In the wing-nut world view, Jews are all-powerful.  They run Hollywood, they run Wall Street, they run the European Union and the United Nations.  Jewish money is behind everything from the (bogus) Central American migrant “caravan” to Democratic congressional campaigns.  If you keep peeling back the layers of right-wing conspiracy theories, sooner or later you’ll find a deep vein of anti-Semitism.

If you were paying attention, you could spot anti-Semitic themes in Donald Trump’s 2016 campaign.  But even if you weren’t paying attention then, by August 2017, it had become too obvious ignore.  That’s when the neo-Nazis, the neo-Confederates, and all the other alt-right Neos crawled out from under their rocks and rallied in Charlottesville, VA.  Those “very fine people” sported swastikas and chanted “Jews will not replace us” as they marched towards the bloody confrontation they were longing for.   

As his legal and political climate becomes increasingly hostile, Donald Trump has doubled down on conspiracy, and he’s adopted some classic anti-Semitic dog-whistle terminology.  He advocates “nationalism,” rants against “globalism,” refers to immigrants (at least the ones from shithole countries) as animals and snakes.  He’s even taken to calling out George Soros by name. 

But wait, you might be thinking.  Look at all Trump has done for Israel.  Didn’t he move our embassy to Jerusalem?  Aren’t he and Netanyahu BFFs?  How could someone like that be anti-Semitic? 

Well, Trump and Bibi are kindred spirits – corrupt and thuggish – except that Netanyahu was a war hero, while Generalissimo Trump was grounded by his pesky bone spur issues.  But Trump envies and admires dictators, and while most strongman-rulers hold power in third world banana republics, Netanyahu is the elected leader of an important strategic ally.

But right-wingers don’t support Israel because they love Jews.  They support Israel because of something called “dispensational pre-millennialism” – a belief that the End Times, the Battle of Armageddon and all that – can only happen after a strong Jewish kingdom has been established, with its capital in Jerusalem. 

Fifty years ago, dispensational pre-millennialism was an obscure theory, espoused by a relatively small number of evangelical Christians.
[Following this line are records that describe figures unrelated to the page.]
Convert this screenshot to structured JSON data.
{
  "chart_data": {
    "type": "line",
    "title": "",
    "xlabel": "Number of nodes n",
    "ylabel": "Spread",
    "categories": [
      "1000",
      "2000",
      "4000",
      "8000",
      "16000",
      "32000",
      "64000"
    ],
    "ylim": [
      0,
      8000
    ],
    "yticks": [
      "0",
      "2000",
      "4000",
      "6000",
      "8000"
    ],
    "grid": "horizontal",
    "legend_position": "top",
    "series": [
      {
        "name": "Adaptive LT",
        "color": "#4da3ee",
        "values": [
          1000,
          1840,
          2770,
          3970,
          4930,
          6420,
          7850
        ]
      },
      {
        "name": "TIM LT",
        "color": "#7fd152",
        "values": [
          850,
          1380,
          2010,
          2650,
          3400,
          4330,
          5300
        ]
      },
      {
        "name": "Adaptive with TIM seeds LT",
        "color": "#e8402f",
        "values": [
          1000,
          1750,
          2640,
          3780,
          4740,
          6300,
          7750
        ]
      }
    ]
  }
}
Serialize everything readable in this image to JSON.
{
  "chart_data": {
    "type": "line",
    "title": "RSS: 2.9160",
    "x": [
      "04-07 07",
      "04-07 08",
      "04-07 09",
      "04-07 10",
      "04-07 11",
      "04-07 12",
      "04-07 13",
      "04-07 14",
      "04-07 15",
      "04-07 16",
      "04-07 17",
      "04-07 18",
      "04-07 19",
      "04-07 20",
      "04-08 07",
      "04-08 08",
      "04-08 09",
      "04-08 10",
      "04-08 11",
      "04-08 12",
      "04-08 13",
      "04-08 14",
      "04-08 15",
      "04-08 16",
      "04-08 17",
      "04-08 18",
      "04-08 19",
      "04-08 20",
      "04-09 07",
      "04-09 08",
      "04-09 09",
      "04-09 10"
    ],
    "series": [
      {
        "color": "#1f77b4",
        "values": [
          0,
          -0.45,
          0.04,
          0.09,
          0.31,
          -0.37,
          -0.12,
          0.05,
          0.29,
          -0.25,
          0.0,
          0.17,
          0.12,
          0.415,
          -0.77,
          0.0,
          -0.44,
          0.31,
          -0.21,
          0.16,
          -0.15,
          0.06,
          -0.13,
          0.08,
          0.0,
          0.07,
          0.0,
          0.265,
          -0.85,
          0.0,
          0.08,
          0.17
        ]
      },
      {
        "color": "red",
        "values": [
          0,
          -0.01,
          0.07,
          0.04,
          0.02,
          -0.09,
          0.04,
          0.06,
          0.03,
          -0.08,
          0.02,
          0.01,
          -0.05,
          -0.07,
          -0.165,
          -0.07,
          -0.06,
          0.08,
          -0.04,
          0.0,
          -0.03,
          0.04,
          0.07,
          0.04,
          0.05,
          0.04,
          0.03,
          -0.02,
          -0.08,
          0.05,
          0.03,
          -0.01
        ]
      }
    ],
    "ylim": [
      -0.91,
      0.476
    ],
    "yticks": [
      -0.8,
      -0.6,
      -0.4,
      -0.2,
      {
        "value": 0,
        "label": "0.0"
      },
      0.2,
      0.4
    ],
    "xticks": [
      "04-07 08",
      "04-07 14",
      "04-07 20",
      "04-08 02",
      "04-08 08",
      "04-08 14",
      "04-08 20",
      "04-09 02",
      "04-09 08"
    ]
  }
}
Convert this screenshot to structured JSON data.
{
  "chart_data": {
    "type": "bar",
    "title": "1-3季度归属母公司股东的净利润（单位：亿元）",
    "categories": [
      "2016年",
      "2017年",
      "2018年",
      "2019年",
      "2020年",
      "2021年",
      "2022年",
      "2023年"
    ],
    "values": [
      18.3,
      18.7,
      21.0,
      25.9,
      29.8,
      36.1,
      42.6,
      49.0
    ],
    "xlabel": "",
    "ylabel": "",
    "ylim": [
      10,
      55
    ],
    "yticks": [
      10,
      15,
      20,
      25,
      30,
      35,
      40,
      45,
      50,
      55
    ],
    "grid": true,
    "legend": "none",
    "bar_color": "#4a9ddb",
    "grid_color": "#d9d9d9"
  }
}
Then Hal Lindsey wrote THE LATE, GREAT PLANET EARTH.  Tim LaHaye and Jerry Jenkins followed with their LEFT BEHIND books in the 90s, and suddenly “The Rapture” had gone mainstream.  The end of the world was at hand, and right-wing Christians believed that supporting Israel was a key factor in hurrying it along.  This is also the last chance that Jews will have to convert to Christianity before being doomed to eternal damnation. 

Long story short, in the Middle East, Jews occupy a theologically strategic position.  In the United States?  Not so much.  For American anti-Semites, that makes them fair game for demonization – and for some extreme elements, fair game for murder. 

I suppose the world will end sometime, but according to my Bible, Jesus himself said (Mark 13:32) that no man knows when it will happen.  In the meantime, the Ten Commandments and the Golden Rule continue to apply.  We’re supposed to love our neighbors as ourselves, and as Jesus noted in the Parable of the Good Samaritan, everyone is our neighbor – even people we think of as our enemies.  Jesus didn’t say it would be easy, but he said we should do it.

In the immediate future, the most loving thing you can do for your neighbors, near and far, known and unknown, is to vote the party of hate out of office.  One week to go, friends.  Let’s keep our eyes on the prize.